Raif Efendi.. Vali Bey.. Komşu.. Mektup..

Erdoğan Mühürcüoğlu

    25 Mayıs 2015


           Yüz yıl önce yaşamış bir yazar.. Ulan diyorum bu nasıl iş? Adam beni anlatıyor resmen.. O anlattıkça 'evet öyle huylarım da var gerçekten' diyorum.. 'Bak,diyor 'sen şunu şunu yapıyorsun ya; 'işte o yüzden ters gidiyor işler.. 'Ama Sabahattin abi aramızda tam bir asır var, sen beni nasıl böyle iyi anlıyorsun..'
    ***
           Sabahattin Ali ve onun kürk mantolu Madonna kitabı.. İsminden dolayı istemeye istemeye başladığım kitap.. Bir arkadaş tavsiyesi.. Uzun zamandır 'oku' diyordu.. 'Okudum!' deyip geçilecek bir adam değil.. Okudum mu okumadım mı anlamak ister.. İkide bir lafı dolaştırıp kitaba getirir, ağzımı arar..
           Gerçekten güzel bir kitap.. Her cümlenin altı çizilecek kadar değerli.. Kitap, 'Almanca mütercim Raif Efendi'yi anlatıyor.. Raif Efendi'nin çok gizlediği ve imha etmeyi düşündüğü, kızının okul defterine yazdıklarını.. Ömrünün, gerçekten yaşanmış bir kaç ayına tanıklık ediyoruz..
    ***
            Bazı kitaplar vardır okurken içinde kendinizi bulursunuz.. Hem kendinizi hem de caddeleriyle sokakları ile şehrinizi.. Kapının önünde tahta sekide bağdaş kurup oturan Fatma Nine'yi, dut ağacının gölgesinde yün eğiren Hayriy'anımı.. Oğlunun Ana Tamirhane'den, torununun Suni Tahta'dan dönüşünü bekleyen.. Ne kendi var şimdi, ne oğlu ne de torunu.. Ev harabe... Dut ağacı desen kuruyalı yıllar oldu.. Saraçhane Camisi'nin karşısında Maarif Fırını varmış eskiden, hala duruyor zannederdi garibim; belki de ağız alışkanlığı.. 'Maarif'ten bi ekmek alsanız bana' derdi abilere.. Hayal mayal hatırlıyorum.. Taşoluklular'ın evinin eskiden Vali konağı olduğunu da ondan öğrenmiştik..
    ***
             VALİ BEY..
             'Düşünsene abi..! dedim 'vali'ler, senatörler hep bizim sokakta oturuyormuş eskiden.. Polis karakolu desen şimdi Leblebicilerin alış veriş merkezi olan yerde.. Abdülhamit bile bizim sokakta oturmuş olabilir.. Bolu valisi imiş ya şeyhzade iken..  Eski Bahar Sineması'nın alt sokağı İsmail Abi.. 'Rakıcı Çavuş Amca' ile Buhara hazretlerinin yanı.. 'Oğlum yok öyle bir ihtimal, benim sabrımı zorlama' diyor.. Öyle deme be abi!
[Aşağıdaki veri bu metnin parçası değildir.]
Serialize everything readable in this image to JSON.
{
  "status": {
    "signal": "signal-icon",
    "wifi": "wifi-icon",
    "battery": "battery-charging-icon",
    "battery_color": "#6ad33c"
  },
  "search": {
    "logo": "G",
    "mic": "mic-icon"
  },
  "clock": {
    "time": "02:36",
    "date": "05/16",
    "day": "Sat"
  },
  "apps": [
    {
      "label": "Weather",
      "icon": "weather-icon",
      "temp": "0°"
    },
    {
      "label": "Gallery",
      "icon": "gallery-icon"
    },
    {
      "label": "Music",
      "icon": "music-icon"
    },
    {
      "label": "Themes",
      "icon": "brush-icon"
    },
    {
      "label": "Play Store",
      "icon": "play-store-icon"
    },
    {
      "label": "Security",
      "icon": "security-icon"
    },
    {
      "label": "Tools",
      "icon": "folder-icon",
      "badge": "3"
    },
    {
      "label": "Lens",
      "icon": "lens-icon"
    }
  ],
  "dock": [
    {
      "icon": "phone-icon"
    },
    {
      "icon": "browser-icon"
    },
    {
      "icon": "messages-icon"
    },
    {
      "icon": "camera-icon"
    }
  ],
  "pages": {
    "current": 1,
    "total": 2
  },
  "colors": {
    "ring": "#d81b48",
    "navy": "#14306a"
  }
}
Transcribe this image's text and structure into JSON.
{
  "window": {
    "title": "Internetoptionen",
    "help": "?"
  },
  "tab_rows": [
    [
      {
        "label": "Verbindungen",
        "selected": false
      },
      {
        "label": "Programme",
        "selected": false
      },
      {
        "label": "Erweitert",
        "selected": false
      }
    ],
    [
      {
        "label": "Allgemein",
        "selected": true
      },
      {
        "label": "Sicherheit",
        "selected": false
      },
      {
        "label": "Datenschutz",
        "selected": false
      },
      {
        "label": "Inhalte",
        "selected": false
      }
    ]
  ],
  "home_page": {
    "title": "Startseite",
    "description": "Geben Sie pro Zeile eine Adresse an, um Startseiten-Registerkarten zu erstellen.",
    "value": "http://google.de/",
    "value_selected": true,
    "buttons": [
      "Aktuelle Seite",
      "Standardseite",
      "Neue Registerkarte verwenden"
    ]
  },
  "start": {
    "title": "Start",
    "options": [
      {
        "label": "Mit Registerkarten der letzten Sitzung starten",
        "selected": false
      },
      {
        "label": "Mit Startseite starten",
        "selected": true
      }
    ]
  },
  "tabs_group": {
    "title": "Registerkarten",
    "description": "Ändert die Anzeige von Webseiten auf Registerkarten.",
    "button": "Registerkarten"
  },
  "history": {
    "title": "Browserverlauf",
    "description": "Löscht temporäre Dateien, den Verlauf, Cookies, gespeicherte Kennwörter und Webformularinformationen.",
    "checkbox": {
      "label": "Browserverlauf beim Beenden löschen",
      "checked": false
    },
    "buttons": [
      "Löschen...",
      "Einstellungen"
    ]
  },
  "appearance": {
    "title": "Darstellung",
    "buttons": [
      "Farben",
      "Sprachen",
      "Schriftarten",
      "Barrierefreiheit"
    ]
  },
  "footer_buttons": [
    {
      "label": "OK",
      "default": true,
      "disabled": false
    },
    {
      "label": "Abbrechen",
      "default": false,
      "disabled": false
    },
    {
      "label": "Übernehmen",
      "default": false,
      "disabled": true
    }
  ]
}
Bir evin altında neden tünel olur, sığınak olur, mağara olur? Hani bu evde Sırrı Uzunhasanoğlu oturmuştu..
    ***
           O dönemde senatördü; kızları vardı Esin ile ablası Füsun, o ev.. Eskiden Kellecilerin evi imiş, sonradan el değiştirmiş. 'Ulan! diyorum bazen İsmai Abi ne şanssız adamız!' o devirlerde yaşamak vardı.. 'Abilerin abisi..! diye sarılmaz mıydık Abdülhamit'in boynuna.. 'Bizi disko'ya götür' demez miydik..? Tövbe yarabbi..! Esin'le Füsun'u sayarken gözlerim niye parlamış.. Evin yeri anlaşılsın diye saydık be İsmail abi..
    ***
            'Gülezler'in Konağı bu evin yanında solda sıfır' dedik; ona kızdı.. Biraz da o tarihlerde yaşayan Akpınarlı Hakkı Usta'dan falan bahsettik 'Kafasında kalıba çekilmiş fes, belinde Trabulus kuşağı, Bıçkınlık desen o biçim' dedik.. Öteki mahalledeki kızların yüreği hopur hopur hopluyormuş' dedik.. Keşke demeseymişiz..
    ***
           KOMŞU..
           Tavuklarını ve ördeklerini zehirleyen komşusunun cenaze namazında "Merhumu nasıl bilirdiniz? Sorusuna, "bi dakka hoca efendi' demiş adam 'ben hakkımı helal etmiyorum, ayrıca,'haşa huzurdan' boktan adamın da tekiydi.. Tavuklarımı, ördeklerimi zehirledi benim.. Kanserli karımın ve üç çocuğumun rızkını yani.. 'Komşumsun Osman amca, yapma,dedim, dinlemedi.."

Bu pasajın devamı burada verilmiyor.